Farmers are never satisfied with the weather.  Environmentalists are never satisfied with the weather.  In both cases, it seems it’s the worst it has ever been and there is no hope of recovery.  I’m an alternative environmentalist and an alternative farmer.  I need medication.  Global climate change advocates tell me it’s too hot/cold/wet/dry because of decades of human activity.  Astrophysicists present that temperatures follow solar flare cycles (and that a huge solar flare could wipe out the power grid).  The alternative farmer in me knows I can do little to affect the sun but I can take action to positively (or negatively) impact the hydrological cycle.  I can sequester more carbon.  I can cycle nutrients more quickly.  I can grow more food with less irrigation.  I can landscape in such a way to not only hold more of the rain that falls on my farm but to encourage more rain in my region.  “If everyone of us would sweep their own doorstep, the whole world would be clean.”  These notions appeal to my inner alternative environmentalist but where the rubber hits the road, I need rain now.  Now.

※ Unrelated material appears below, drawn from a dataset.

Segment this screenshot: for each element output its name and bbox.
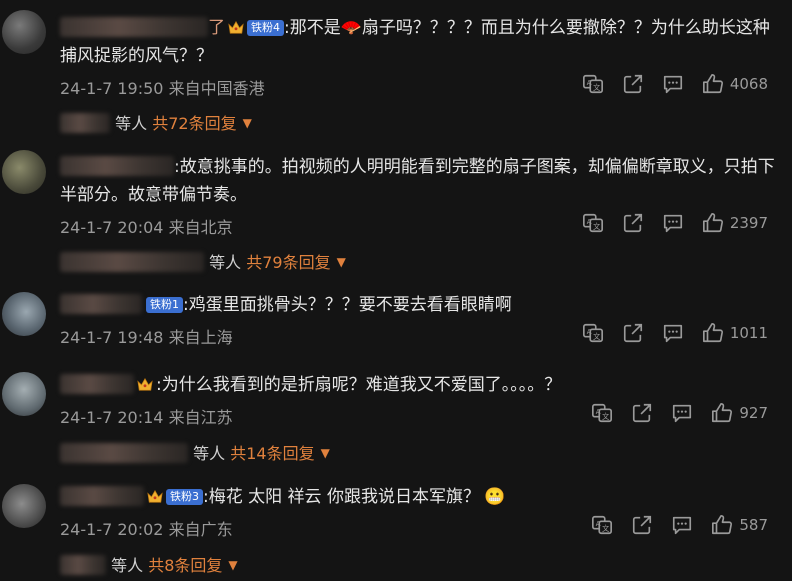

Today we’re in a drought and it’s getting pretty gritty.

I helplessly watch the rainclouds float on past to the North and South.  They kind of spit at me for a few minutes here and there but no rain.  No real rain for weeks.  We’re short by 18 inches this year…a big deal to a midwesterner.  We had solid rain at the beginning of May, an hour of hail mid-May and a half-inch of rain a few weeks ago.  The pond is down a foot already.

The grass under the maple trees has given up…the maples have sucked the ground dry.  It seems that nothing can stop the poison ivy though.

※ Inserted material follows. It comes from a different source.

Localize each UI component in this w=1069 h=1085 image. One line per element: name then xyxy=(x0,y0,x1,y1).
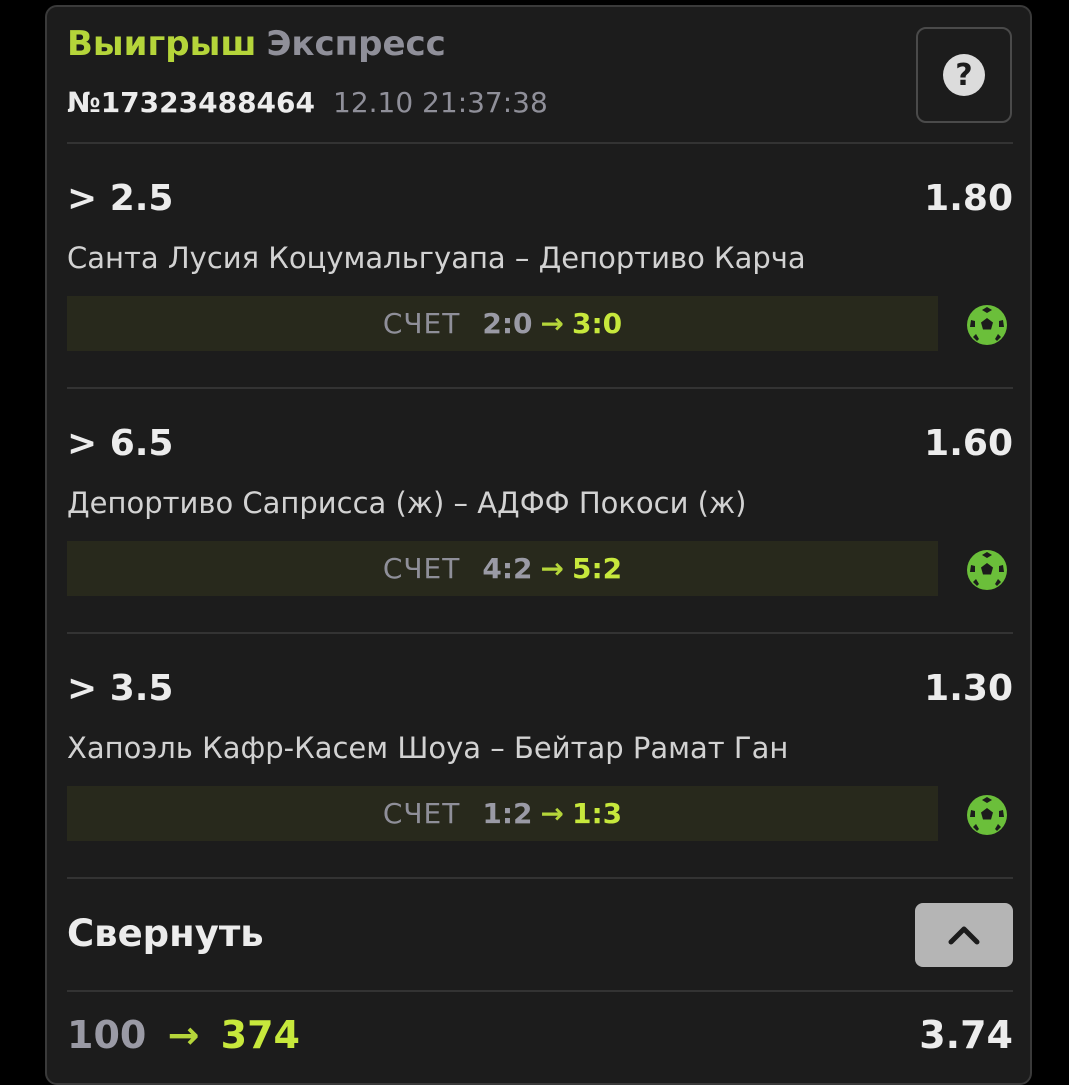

What can I do about it now?  Not much.  Drought is a fact of life.  It happens.  It always happens.  As I read Walt Davis he jokes that the Texas rainfall average may be 20″ but that’s because they get 60″ one year and none for the next two years.  I have to learn to manage for drought.

I have grass.  It’s not pretty, it’s not a lot but it’s there.  Where the goats, chickens and pigs have been there’s a tall, diverse stand of grass…even if dry.  I’m surprised how little moisture there is under the tall grass but at least there’s something standing to catch the dew…when there is dew.  I need to fence out the neighbor’s cows so I can monopolize the growth.  I need to maintain and encourage that stand.  Where the grass is short I need to allow rest.  Where there is bare dirt I could put down any number of things but I have been leaning toward using litter out of the layer house or sawdust as a mulch.

Going forward I need to catch my greywater (not to mention the infrequent rain) in a series of swales down the hill from my house.  I don’t really know how to establish the swales at a minimum of expense but I’m considering using a 2-bottom plow just to get something out there.  I need to grow more trees.  The lack of shade out there is a killer.  Beyond shade, I need protection from wind to help limit evaporation.  Also, I need more things for my goats to eat.  I may buy a box of hybrid poplars and interplant with fruit and nut trees on the swales.  But the real focus needs to be on building additional ponds.  I don’t even know how to estimate what a pond will cost but I know what it’s worth to the land.  That’s going to have to become a large part of our future farm budgeting.  We need to catch and hold the water as high as possible and work to slow it down as it runs downhill.

Each of these things will work to dampen (lol) the effects of drought in the future.  What can I do now?  Right now!

There are good chances for rain this weekend.  All I can do today is pray.  Just pray.  Rain breeds rain.  If we get a little moisture this weekend, maybe we’ll get more next weekend.  Maybe, by the time hurricane season gets started in the gulf, we’ll have so much rain I’ll write a blog post complaining about being waterlogged.  Oh, to dream!  In the meantime I’ll keep my animals watered and shaded and my kids cool inside.  I’m afraid there’s nothing I can do about the solar flares.